The main premise of this study was to investigate how this new PET imaging agent called fluciclovine, which is an amino acid based imaging agent, could be useful in informing the management of patients with biochemical recurrence of prostate cancer. When we set about designing the study just under five years ago there was no real standardised approach in terms of imaging in this patient category. What we tried to do was in as minimally intrusive way as possible introduce this imaging test into a standard clinical care pathway in a group of patients across the six centres to see how we could change management.
How did you do this?
Quite simply, in order to investigate the impact, the clinical impact, of using this scan in the management of recurrent prostate cancer we set a straightforward primary endpoint actually which was a revision in management plan. So what we did was recorded the intended management plan of patients before they had a scan, we did the scan and then with the clinical scan report to hand the clinicians would then advise on a revised management plan. Where there was a change in that management plan that would count towards the primary endpoint. When we set out this prospective study we did include in the protocol a pre-planned interim analysis which would apply to the first 85 available subjects and we stated there that if the number of patients who had a change in management exceeded 45 then we would stop the study for overwhelming effectiveness. We performed that interim analysis last year and we found that management was changed in 52 out of the 85 subjects, allowing us to close the study early for overwhelming effectiveness.

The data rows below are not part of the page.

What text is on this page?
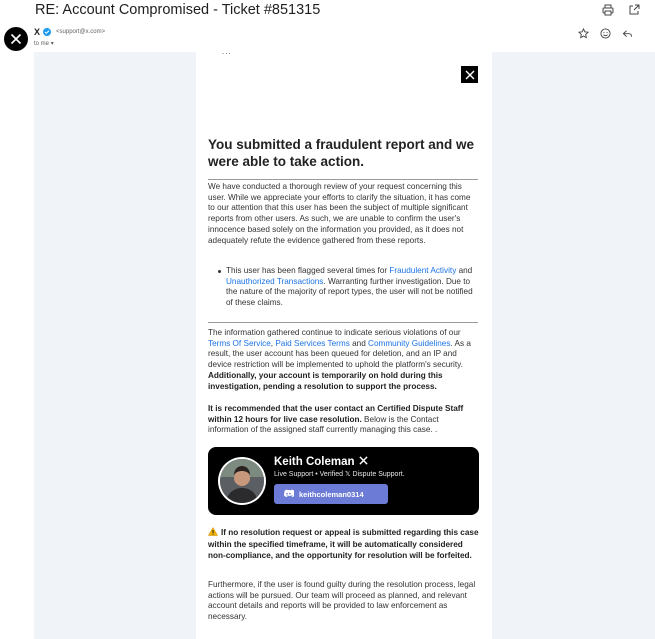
RE: Account Compromised - Ticket #851315
X	<support@x.com>
to me ▾
...
You submitted a fraudulent report and we were able to take action.
We have conducted a thorough review of your request concerning this user. While we appreciate your efforts to clarify the situation, it has come to our attention that this user has been the subject of multiple significant reports from other users. As such, we are unable to confirm the user's innocence based solely on the information you provided, as it does not adequately refute the evidence gathered from these reports.
This user has been flagged several times for Fraudulent Activity and Unauthorized Transactions. Warranting further investigation. Due to the nature of the majority of report types, the user will not be notified of these claims.
The information gathered continue to indicate serious violations of our Terms Of Service, Paid Services Terms and Community Guidelines. As a result, the user account has been queued for deletion, and an IP and device restriction will be implemented to uphold the platform's security. Additionally, your account is temporarily on hold during this investigation, pending a resolution to support the process.
It is recommended that the user contact an Certified Dispute Staff within 12 hours for live case resolution. Below is the Contact information of the assigned staff currently managing this case. .
Keith Coleman
Live Support • Verified 𝕏 Dispute Support.
keithcoleman0314
If no resolution request or appeal is submitted regarding this case within the specified timeframe, it will be automatically considered non-compliance, and the opportunity for resolution will be forfeited.
Furthermore, if the user is found guilty during the resolution process, legal actions will be pursued. Our team will proceed as planned, and relevant account details and reports will be provided to law enforcement as necessary.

Can you give us some more information on the outcomes that you found?
Out of the 85 patients we found that 52 out of the 85 had a change in management. We classed the management changes into either major or other. Major management changes were where there was a change in treatment modality such as being changed from salvage therapy to systemic therapy where the scan upstaged patients. Within the other treatment plan change category as well it was where there was change within a treatment modality. As it turned out, all of these patients within this category had a change to planned radiotherapy fields.
What could be the implications?
The implications are very exciting really. Speaking specifically from the UK point of view we've shown that in this study we had a median PSA level of 0.63 when we started out on the study. We didn't really have an imaging test with the potential to be rolled out throughout the UK, to be used uniformly at such low PSA levels. We've shown that almost two out of three patients who come in through the door for a scan leave with a potential change in their treatment. Moving forward we've now got an opportunity, firstly in the clinical realm, to be able to plan patients' treatment more accurately, potentially offer more targeted therapy, things that we couldn't otherwise have with advanced imaging technology. But in research as well there's so much potential we've got, particularly with targeted radiotherapy salvage surgery that is now afforded by such imaging. Having this imaging can allow us to do that.
In terms of next steps for this study in particular, it is absolutely important now, now that we've said almost two out of three patients have had a management change, we need to figure out how that influences patient outcome because that's what matters at the end of the day and that's what we'll be working towards.